Le vieillissement est inéluctable, au sens où il est inscrit dans la pyramide des âges actuelle, puisque les personnes qui atteindront 60 ans à l’horizon 2050 sont déjà toutes nées (en 1989 ou avant). L’allongement de la durée de vie dans les années futures ne fait qu’accentuer son ampleur. En effet, même si l’espérance de vie se stabilisait à son niveau de 2005, le nombre de personnes âgées de 60 ans ou plus augmenterait quand même de 50 % entre 2005 et 2050.

Stabilité de la population de moins de 20 ans et légère baisse de la population en âge de travailler

D’après l’Insee, le nombre de personnes de moins de 20 ans resterait stable : 15,1 millions en 2005 et 15,3 millions en 2050. Mais comme la population totale augmenterait durant cette période, la part des jeunes dans la population métropolitaine baisserait (24,9 % en 2005 et 21,9 % en 2050). Dès 2014, la proportion de personnes de moins de 20 ans serait inférieure à celle des 60 ans ou plus.

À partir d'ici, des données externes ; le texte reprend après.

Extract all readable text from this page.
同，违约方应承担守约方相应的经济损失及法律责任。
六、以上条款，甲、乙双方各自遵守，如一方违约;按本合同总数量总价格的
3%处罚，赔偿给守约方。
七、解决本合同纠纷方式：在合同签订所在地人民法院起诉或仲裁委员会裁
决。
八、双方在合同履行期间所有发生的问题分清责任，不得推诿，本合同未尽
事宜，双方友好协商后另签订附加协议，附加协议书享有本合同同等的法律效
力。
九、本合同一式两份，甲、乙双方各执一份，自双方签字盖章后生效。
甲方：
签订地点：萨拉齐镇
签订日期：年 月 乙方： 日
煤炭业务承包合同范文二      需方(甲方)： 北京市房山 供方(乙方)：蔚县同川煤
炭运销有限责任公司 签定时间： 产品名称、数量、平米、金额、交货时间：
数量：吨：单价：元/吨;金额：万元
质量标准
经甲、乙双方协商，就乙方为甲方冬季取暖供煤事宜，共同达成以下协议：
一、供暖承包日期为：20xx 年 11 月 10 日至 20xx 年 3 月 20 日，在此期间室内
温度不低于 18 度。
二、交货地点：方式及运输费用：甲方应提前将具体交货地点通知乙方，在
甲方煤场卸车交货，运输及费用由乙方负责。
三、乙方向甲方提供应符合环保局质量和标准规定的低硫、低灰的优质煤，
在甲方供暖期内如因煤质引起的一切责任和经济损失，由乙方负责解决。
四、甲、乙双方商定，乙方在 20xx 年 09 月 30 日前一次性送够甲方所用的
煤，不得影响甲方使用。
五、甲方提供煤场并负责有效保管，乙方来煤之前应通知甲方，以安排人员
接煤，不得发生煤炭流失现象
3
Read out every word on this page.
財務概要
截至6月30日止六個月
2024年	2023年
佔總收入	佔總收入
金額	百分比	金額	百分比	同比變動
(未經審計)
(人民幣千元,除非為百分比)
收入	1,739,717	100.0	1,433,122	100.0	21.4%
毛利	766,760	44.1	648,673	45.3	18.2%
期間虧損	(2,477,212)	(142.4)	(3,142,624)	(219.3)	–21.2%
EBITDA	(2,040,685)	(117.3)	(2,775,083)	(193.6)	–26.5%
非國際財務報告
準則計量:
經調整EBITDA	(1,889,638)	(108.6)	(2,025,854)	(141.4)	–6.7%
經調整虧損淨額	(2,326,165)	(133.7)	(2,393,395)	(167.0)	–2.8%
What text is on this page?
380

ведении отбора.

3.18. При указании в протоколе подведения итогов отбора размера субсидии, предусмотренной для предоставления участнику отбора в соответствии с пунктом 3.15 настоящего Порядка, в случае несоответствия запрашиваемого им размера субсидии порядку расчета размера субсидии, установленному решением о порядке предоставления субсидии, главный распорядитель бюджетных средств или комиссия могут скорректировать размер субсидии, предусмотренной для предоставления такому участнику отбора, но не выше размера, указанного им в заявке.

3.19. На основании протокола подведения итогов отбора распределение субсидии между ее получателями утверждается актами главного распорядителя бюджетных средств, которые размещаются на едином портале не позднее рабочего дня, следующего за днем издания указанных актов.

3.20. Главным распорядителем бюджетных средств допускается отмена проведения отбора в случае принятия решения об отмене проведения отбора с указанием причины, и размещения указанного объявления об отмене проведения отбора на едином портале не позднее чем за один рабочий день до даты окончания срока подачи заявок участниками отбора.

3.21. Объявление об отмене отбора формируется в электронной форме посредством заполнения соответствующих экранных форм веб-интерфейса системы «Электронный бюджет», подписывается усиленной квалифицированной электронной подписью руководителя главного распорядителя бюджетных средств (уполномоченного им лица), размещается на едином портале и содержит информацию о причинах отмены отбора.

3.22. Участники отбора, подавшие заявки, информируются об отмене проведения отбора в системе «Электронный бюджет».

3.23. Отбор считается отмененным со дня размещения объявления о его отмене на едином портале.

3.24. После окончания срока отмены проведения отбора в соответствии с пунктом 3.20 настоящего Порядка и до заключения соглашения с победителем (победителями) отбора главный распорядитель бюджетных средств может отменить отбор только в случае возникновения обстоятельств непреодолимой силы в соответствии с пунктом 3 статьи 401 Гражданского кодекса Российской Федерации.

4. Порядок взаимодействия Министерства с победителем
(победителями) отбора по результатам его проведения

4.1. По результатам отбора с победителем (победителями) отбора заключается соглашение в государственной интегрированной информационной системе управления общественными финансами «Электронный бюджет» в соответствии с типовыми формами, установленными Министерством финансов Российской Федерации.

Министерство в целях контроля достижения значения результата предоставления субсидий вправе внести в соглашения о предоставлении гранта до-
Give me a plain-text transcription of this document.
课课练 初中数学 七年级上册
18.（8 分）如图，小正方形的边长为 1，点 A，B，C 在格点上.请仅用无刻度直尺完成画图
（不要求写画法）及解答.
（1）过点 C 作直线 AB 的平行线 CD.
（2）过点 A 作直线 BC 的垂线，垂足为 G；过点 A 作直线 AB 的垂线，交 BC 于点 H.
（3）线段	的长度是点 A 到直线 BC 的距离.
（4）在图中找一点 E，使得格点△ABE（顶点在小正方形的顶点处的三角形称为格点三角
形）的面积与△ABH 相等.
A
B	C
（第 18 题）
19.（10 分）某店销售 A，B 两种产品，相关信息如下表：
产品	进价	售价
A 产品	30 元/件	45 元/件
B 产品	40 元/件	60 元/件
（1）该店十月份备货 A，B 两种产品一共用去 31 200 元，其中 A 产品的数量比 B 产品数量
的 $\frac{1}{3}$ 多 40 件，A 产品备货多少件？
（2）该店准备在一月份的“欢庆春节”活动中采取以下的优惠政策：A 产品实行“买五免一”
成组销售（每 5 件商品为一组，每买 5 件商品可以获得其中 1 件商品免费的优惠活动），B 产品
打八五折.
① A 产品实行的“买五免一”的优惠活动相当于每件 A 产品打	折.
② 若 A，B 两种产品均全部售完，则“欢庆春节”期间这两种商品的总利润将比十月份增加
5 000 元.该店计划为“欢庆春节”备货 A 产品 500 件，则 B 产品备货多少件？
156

Le nombre de personnes âgées de 20 à 59 ans augmentait avant 2005 ; il resterait stable entre 2006 et 2008, autour de 33,1 millions. La baisse commencerait alors, les générations arrivant à ces âges étant moins nombreuses que celles qui en sortent. L’effectif des 20-59 ans diminuerait ainsi légèrement pour atteindre 32,2 millions en 2034, puis se stabiliserait à ce niveau (32,3 millions en 2050).

Pour les 20-64 ans, l’effectif augmenterait assez fortement d’ici 2010 ; la baisse s’amorcerait plus tardivement, à partir de 2012.

En 2050, les 20-59 ans représenteraient 46,2 % de la population contre 54,3 % en 2005. Pour les personnes de 20 à 64 ans, cette proportion est de 58,7 % en 2005 et 51,9 % en 2050. À cette date, la France métropolitaine compterait 69 habitants de 60 ans ou plus pour 100 habitants de 20-59 ans, et 46 habitants de 65 ans ou plus pour 100 de 15 à 64 ans. Ces deux ratios auraient presque doublé en 45 ans (38 et 25 en 2005).